Lucky Money – PJ Nutting

I said to the group while he collected his things, I have an idea, Mr. Translator, come with me. We were the only guests at our hotel, and of course it was late, but do you think we could bring this poor kid with us and try to get him a room. The translator agreed, laughing and saying the kid now had more cash on him than any of us.

So it was that two grown men walked a ten-year-old boy down dark, empty streets, awkwardly asking questions about home and family and trying not to stumble. And that is how two grown men knocked on the door of the hotel, its iron gate now latched across the entrance, and how an old Vietnamese woman saw them standing there with a local boy at 2 a.m., asking in broken Vietnamese for another vacant room.

It all dawned on me at once. If this woman calls the police, the boy will tell them I gave him a $100 note and insisted he come here.
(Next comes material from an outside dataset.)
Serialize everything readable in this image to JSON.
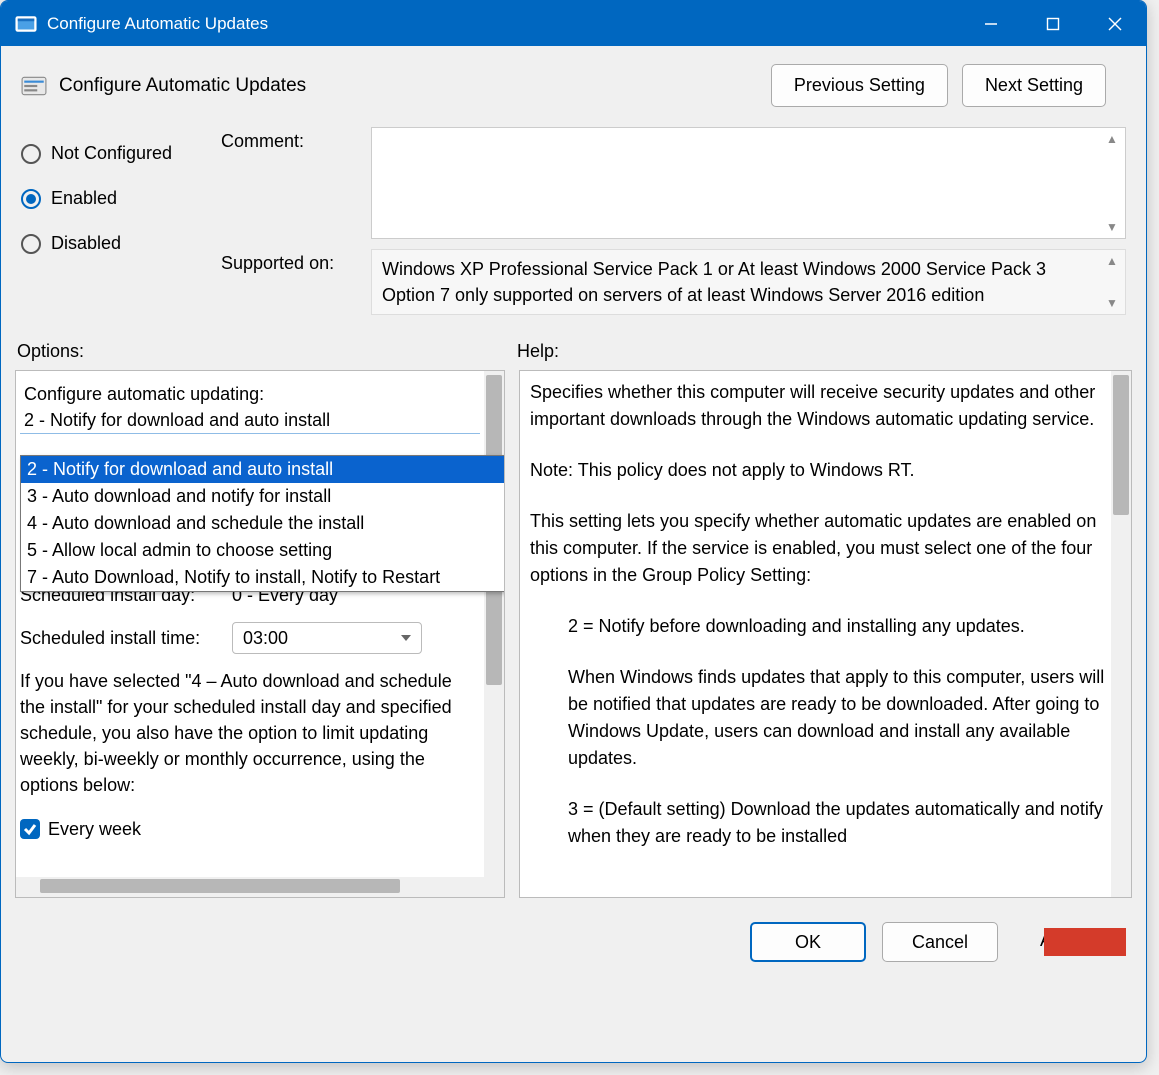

They will see my phone’s translator history says how old are you and don’t tell mom. Oh, Jesus, I had been in Vietnam for less than a month and I would spend much longer than that behind bars. It was frankly shocking that the woman simply opened the padlock and let all three of us inside without a word.

Translator, I said to the Brit, explain to this woman that the kid gets his own room. For the love of God, please make her understand. She handed the key to him, and he handed the key to the boy. I didn’t know how to say goodnight, and I let him find his own way to his room. Come oon, thank you. Toy tick noy, I like here.

 

The next morning, I opened my eyes to peeled-paint walls and the sunrise coming through the wood-slatted window. The springs in the bed creaked as I rolled over. A night’s worth of vodka swum across my head from temple to temple. I grabbed desperately at a bottle of water by my bedside and sat up slowly to drink it. Outside, I could hear the rest of the group had already begun to rally. Now was the end, the time to recover Frank and get back to Hanoi.